Pour Ted Scambos, chercheur au Centre national des données sur la neige et la glace de l’Université du Colorado, ces précipitations sont la preuve que le Groenland se réchauffe rapidement. «Ce qui se passe n’est pas simplement une ou deux décennies chaudes dans un schéma climatique instable. C’est sans précédent», a-t-il déclaré à CNN.

La majorité de la pluie du week-end dernier est tombée de la côte sud-est du Groenland jusqu’à la station Summit. «Nous devons envisager des événements météorologiques auxquels nous n’avons jamais eu à faire face auparavant dans l’histoire de nos opérations là-bas», a déclaré Jennifer Mercer, chargée de programme à l’Office des programmes polaires de la National Science Foundation.

Evénements inhabituels de plus en plus fréquents

«L’augmentation des événements météorologiques, y compris la fonte, les vents violents et maintenant la pluie, au cours des dix dernières années, se sont produits en dehors de ce qui est considéré comme normal- Et ceux-ci semblent se produire de plus en plus souvent», a ajouté Jennifer Mercer.

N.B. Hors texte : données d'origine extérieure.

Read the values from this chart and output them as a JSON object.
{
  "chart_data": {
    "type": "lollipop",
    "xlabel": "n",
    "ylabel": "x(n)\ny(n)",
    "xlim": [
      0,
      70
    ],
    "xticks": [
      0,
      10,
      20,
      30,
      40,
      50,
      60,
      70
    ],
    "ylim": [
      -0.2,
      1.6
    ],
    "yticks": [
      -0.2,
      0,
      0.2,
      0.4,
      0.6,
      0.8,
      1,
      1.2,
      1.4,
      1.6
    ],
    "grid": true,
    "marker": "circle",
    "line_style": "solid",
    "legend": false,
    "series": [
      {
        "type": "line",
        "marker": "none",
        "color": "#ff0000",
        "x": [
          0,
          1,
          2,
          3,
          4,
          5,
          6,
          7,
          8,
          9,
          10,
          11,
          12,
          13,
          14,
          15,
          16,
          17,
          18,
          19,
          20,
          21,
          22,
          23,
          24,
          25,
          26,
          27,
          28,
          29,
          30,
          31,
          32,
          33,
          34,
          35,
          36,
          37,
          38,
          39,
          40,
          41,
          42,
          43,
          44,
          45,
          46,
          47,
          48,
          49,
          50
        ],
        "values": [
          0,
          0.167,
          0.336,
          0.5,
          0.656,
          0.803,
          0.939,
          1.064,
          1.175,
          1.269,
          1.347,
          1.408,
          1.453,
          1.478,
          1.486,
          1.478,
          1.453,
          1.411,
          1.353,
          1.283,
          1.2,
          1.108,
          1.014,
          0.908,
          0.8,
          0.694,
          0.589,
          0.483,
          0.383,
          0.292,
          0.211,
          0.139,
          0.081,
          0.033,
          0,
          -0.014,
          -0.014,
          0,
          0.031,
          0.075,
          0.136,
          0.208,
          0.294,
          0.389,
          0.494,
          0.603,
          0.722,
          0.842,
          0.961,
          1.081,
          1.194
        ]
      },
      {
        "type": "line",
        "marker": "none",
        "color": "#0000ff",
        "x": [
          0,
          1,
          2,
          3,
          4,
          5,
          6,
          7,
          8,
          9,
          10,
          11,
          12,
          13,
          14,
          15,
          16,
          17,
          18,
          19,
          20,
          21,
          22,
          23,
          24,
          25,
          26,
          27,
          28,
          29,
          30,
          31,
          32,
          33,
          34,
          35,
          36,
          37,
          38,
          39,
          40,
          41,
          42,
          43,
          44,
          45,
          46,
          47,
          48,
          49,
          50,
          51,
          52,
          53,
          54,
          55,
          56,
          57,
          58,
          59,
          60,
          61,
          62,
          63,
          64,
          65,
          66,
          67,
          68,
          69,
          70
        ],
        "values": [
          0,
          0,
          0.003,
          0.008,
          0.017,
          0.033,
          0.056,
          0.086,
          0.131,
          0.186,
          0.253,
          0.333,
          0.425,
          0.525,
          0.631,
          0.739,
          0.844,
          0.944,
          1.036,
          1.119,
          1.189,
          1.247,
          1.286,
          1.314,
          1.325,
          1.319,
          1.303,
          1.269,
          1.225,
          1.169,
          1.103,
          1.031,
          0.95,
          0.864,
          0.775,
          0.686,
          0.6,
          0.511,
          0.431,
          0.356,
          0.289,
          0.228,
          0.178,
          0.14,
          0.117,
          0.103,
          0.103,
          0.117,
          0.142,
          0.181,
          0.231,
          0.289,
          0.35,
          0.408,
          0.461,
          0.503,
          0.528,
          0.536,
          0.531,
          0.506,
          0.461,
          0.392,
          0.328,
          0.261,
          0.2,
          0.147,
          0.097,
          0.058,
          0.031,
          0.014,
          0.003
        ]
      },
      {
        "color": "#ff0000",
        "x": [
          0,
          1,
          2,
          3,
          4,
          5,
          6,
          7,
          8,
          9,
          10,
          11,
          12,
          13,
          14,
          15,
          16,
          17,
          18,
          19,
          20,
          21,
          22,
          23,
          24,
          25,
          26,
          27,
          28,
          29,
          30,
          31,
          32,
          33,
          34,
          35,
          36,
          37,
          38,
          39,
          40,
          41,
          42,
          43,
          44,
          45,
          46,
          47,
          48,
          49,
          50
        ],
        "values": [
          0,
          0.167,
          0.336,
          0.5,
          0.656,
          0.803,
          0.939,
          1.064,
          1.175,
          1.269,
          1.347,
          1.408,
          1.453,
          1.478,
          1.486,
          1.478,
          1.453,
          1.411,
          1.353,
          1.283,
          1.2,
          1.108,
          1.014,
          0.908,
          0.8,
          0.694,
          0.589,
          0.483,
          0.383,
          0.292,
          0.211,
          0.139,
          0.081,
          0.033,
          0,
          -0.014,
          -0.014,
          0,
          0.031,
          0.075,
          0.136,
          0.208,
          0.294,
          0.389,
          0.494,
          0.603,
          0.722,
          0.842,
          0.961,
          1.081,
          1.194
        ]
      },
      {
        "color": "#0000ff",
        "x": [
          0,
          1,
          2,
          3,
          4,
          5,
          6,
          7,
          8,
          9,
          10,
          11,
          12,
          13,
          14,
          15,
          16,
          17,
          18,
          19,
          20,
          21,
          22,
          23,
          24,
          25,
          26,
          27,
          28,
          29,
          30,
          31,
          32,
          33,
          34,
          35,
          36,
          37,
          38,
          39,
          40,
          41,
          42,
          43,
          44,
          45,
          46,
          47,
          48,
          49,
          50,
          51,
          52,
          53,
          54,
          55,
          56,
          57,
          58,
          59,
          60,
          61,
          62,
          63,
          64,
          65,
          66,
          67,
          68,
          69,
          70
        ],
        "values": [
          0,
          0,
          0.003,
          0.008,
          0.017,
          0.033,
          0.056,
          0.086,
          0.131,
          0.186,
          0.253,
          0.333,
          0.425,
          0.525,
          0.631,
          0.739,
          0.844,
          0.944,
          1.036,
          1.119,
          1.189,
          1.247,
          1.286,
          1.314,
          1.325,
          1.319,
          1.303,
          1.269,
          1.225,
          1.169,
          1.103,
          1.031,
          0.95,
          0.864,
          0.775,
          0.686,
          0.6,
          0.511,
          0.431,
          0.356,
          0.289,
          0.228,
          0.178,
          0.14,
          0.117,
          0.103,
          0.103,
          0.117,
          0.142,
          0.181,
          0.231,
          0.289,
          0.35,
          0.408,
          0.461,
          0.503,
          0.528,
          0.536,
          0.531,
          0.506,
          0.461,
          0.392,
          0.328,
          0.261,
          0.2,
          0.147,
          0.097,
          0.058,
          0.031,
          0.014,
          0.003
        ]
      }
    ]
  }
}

En juillet, la calotte glaciaire du Groenland avait connu l’un des épisodes de fonte les plus importants de ces dix dernières années. Elle a ainsi fondu d’environ 8 milliards de tonnes en une journée, soit le double du rythme moyen lors de la période estivale.

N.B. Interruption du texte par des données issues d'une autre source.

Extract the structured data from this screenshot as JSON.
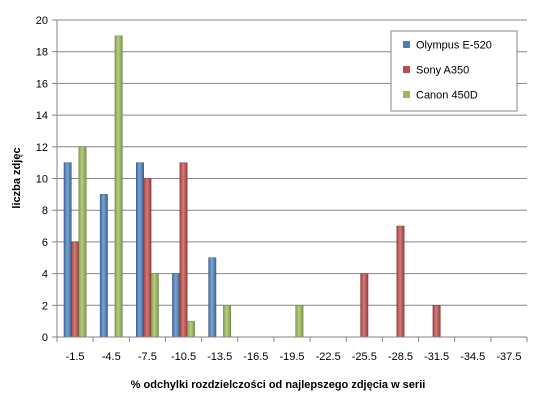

D’autres événements inhabituels sont également devenus plus fréquents, selon Mme Mercer. Ainsi, il y a deux ans, un ours polaire avait atteint la station Summit, alors que cet animal vit habituellement dans des régions côtières où il peut facilement trouver de la nourriture. L’ours avait parcouru plusieurs centaines de kilomètres à l’intérieur des terres pour traverser la calotte glaciaire.

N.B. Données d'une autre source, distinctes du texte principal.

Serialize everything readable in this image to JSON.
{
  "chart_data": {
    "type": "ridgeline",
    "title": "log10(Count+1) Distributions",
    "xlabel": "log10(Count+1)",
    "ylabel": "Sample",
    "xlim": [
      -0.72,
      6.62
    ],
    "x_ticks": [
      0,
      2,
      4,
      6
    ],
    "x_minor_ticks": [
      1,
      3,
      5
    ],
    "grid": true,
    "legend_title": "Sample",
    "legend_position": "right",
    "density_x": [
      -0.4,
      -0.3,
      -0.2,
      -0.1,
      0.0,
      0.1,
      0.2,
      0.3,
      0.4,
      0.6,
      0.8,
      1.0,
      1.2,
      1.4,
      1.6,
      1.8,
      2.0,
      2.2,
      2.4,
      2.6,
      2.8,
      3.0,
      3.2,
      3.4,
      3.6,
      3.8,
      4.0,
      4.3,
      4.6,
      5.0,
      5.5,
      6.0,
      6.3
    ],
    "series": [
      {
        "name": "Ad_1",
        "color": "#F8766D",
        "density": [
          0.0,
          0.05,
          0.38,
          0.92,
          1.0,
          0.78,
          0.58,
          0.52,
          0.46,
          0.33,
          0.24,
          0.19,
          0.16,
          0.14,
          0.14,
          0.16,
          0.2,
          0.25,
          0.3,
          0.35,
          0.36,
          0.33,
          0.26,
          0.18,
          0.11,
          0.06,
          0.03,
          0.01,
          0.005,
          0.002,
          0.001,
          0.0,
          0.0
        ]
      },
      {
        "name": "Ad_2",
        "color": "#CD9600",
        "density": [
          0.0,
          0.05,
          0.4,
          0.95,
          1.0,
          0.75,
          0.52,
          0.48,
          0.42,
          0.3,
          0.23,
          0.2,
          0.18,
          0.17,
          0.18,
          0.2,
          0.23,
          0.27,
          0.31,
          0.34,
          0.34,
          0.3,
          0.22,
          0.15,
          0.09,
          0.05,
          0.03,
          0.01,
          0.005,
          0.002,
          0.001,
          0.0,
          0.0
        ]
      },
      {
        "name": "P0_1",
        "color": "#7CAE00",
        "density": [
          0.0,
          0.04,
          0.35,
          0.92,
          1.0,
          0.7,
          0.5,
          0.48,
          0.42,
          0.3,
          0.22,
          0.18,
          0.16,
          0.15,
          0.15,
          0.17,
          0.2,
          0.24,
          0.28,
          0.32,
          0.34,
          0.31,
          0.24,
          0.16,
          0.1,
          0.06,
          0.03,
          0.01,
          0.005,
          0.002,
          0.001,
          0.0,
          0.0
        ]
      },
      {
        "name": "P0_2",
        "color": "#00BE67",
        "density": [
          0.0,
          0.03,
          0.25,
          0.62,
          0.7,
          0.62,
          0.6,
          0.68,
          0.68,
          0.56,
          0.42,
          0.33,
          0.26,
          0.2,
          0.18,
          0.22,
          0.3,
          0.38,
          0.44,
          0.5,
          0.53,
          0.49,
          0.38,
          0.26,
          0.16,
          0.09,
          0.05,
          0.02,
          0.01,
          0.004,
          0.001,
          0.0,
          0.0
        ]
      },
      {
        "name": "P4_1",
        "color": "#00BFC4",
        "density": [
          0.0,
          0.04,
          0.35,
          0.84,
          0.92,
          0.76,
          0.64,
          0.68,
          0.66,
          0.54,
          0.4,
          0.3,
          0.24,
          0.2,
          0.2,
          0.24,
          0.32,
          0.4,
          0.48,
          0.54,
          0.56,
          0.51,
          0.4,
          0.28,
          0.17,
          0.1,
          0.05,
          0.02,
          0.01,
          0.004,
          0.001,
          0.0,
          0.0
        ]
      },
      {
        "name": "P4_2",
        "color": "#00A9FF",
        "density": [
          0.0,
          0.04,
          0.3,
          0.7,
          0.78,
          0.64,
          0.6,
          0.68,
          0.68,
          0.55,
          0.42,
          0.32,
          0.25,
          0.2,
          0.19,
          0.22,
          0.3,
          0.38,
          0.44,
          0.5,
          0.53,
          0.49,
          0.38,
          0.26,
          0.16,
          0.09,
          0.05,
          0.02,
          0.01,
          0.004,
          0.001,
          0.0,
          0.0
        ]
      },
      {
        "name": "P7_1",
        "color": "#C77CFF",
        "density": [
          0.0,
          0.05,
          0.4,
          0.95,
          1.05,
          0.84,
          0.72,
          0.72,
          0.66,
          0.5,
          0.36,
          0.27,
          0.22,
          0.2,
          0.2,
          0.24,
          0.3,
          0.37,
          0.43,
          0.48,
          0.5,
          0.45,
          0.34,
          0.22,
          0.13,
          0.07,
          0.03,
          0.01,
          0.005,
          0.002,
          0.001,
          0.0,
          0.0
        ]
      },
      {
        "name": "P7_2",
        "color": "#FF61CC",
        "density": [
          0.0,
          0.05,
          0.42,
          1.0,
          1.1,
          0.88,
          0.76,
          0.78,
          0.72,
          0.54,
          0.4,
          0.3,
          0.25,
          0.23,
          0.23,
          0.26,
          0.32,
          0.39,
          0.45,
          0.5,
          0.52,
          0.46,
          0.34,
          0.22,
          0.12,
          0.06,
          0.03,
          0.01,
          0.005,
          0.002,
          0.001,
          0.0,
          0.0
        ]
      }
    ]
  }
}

Selon Jennifer Mercer, la pluie tombée en fin de semaine passée aura un effet durable sur les propriétés de la neige, laissant derrière elle une croûte de glace qui absorbera davantage d’énergie du soleil, jusqu’à ce qu’elle soit recouverte de neige. Cette couche de glace sera également une barrière qui empêchera l’eau de fonte de s’écouler vers le bas, provoquant un ruissellement à des altitudes plus élevées.

Réchauffement climatique et précipitations

Dans le cadre de son dernier rapport qui a fait grand bruit, le Groupe d’experts intergouvernemental sur l’évolution du climat (GIEC) a développé un outil en ligne sous la forme d’une carte interactive qui permet de voir comment le réchauffement climatique va se traduire dans le monde, en fonction de différents scénarios. On peut ainsi observer que les précipitations risquent d’augmenter un peu partout en fonction du nombre de degrés gagnés et qu’une grande partie du pôle Nord est concernée.

Dans l’hypothèse que cette région gagnerait 2 ou 3 degrés, l’Arctique deviendrait alors une région très pluvieuse, en plus d’être plus chaude. En d’autres termes, on assisterait à une accélération de la fonte des glaces. Et plus la glace fond, plus le niveau des mers augmente. Le dernier rapport du GIEC indique que cette élévation du niveau des mers a atteint un niveau inédit depuis au moins 3000 ans.